The Cimarron-named US Naval vessel entered into service in the rapidly changing pre-World War II period. The word “Cimarron” means wild, or untamed, when applied to a ship. As unknown military and economic conditions prevailed in 1930’s America, some safety practices in building those ships (including knowledge about asbestos and health risks) were sometimes put aside. The entire Cimarron-class also had special characteristics, owing to its design by Sun Shipyards…a subsidiary of the once enormous Sun Oil Company.

Many years passed before it became apparent, however, that the extensive uses of asbestos in ships such as the USS Cimarron had been yet another unknown danger in preparing to face a world at war.

Construction

Only two ships have ever been registered with the name Cimarron. The USS Cimarron had her keel laid in Chester, Pennsylvania, on April 18, 1938, at the storied Sun Shipbuilding & Drydock Corporation. Though heavily borrowing from earlier transport ship designs, the Cimarron was also expected to be an innovative “hybrid.” And despite her originally carrying 1930’s armament, the vessel was also speedier than earlier transports, with a top speed of 18 knots.

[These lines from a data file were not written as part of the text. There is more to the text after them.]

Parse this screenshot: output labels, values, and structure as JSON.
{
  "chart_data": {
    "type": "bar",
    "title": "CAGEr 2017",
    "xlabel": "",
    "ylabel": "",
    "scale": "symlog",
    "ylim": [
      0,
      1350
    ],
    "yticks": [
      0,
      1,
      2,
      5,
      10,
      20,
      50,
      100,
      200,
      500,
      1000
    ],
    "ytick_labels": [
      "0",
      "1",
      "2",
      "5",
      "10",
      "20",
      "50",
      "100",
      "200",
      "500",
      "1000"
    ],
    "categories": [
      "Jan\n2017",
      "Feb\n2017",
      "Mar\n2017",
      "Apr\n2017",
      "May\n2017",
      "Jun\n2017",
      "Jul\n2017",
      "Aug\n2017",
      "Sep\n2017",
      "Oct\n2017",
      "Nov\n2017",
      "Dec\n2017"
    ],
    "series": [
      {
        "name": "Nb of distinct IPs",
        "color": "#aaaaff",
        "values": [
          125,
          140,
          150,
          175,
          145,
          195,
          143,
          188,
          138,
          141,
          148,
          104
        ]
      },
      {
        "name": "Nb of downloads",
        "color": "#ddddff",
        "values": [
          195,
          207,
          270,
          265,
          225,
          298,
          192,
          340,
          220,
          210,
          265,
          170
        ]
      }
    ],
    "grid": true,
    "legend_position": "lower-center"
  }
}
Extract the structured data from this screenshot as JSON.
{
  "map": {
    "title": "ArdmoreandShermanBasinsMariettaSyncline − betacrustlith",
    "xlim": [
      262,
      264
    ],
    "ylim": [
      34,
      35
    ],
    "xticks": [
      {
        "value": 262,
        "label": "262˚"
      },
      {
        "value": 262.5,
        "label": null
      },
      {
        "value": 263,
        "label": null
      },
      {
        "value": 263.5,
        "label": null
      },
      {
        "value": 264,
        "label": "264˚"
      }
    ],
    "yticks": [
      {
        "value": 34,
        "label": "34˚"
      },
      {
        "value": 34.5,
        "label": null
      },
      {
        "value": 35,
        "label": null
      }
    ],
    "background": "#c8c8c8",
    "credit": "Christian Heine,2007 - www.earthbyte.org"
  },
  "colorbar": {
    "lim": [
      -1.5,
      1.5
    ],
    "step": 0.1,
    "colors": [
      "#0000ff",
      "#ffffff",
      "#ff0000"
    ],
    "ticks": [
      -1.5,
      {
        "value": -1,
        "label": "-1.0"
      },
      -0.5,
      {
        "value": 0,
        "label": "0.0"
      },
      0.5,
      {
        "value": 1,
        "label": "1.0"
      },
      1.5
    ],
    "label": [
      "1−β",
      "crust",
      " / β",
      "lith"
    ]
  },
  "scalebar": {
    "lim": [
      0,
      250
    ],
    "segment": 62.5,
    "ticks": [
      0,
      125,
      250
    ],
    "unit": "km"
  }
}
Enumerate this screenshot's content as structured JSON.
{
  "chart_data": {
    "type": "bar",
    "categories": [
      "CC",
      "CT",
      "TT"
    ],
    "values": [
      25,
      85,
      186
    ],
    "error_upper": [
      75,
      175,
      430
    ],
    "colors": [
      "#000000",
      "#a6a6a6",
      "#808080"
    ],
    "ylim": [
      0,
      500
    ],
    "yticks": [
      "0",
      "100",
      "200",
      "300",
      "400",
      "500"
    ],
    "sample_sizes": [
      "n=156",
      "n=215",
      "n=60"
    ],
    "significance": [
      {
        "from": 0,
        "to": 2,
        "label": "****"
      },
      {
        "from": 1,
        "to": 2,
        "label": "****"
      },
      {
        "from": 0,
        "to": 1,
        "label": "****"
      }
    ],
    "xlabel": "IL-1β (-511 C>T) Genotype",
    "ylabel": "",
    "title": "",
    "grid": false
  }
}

Sometimes compared with light cruisers, the flagship Cimarron was both narrower and almost 200 feet shorter than the Navy’s more common light cruisers. Eventually, four of the Cimarron-class were converted to escort carriers.

Many of the earlier oil tankers were also popular transports with private companies (e.g., Standard Oil). The intended class of “Cimarron,” however, had been designed specially to accomplish several important military goals. Anticipating a long Pacific campaign, replenishment vessels raised concerns with the Navy, since the entire Cimarron class ended up being only 35 vessels. Nevertheless, as an expected war with the Japanese developed, the Cimarron was brought into military use in 1939. In her WWII Pacific service, the ship and crew earned an astounding ten battle stars. But the Cimarron also continued service through most of the 1960s, from Korea (seven battle stars) to Viet Nam (four campaign stars).

Repairs and Upgrades

Carrying less armor contributed to her increased speed, but also added to the issues associated with dangerous repairs and fire hazards. The Cimarron’s need for gun power had also possibly added extra asbestos as a fire retardant and insulation. Though asbestos risks were known to many shipbuilders at the time, there was more urgency in keeping vessels in service than dealing with the potential risks of asbestos. Yet, the Cimarron and her crew were remarkable in another way: in 1963, she became the longest continuously serving vessel in the Navy. This was a remarkable testimony to her workmanship and crew.

For the Cimarron, urgently needed for its logistical support, there was little chance to effect repairs at any distant home ports. Even as the crew of the Cimarron participated in some firefights (though her AA armament was reduced in the Korean War), the crew also had to labor to make repairs in incredibly cramped conditions. The crew had limited space for its recommended complement of 304. So it was not uncommon on similar vessels to find that crew members often worked and slept within inches of exposed asbestos in the bulkheads of US Naval vessels.

Asbestos Risks On the USS Cimarron (AO-22)

Within a year of her final service in Viet Nam, the Cimarron was forced into mothball status by the Navy. The USS Hornet had caved in the Cimarron’s port side in a replenishment mission. The Cimarron was decommissioned from the Navy in 1968. The military began to admit to Congressional investigators that there were difficult decisions in handling asbestos for decommissioned vessels. How to manage their slow deterioration may have been a factor in finally uncovering the dangerous use of asbestos.

Within a month of being stricken from the rolls in 1968, the Cimarron was cut into scrap. As older Naval vessels were scrapped, private ship salvage companies finally used better safety procedures to remove the tons of asbestos used in the ducts, wiring, and mechanical systems of vessels such as the Cimarron.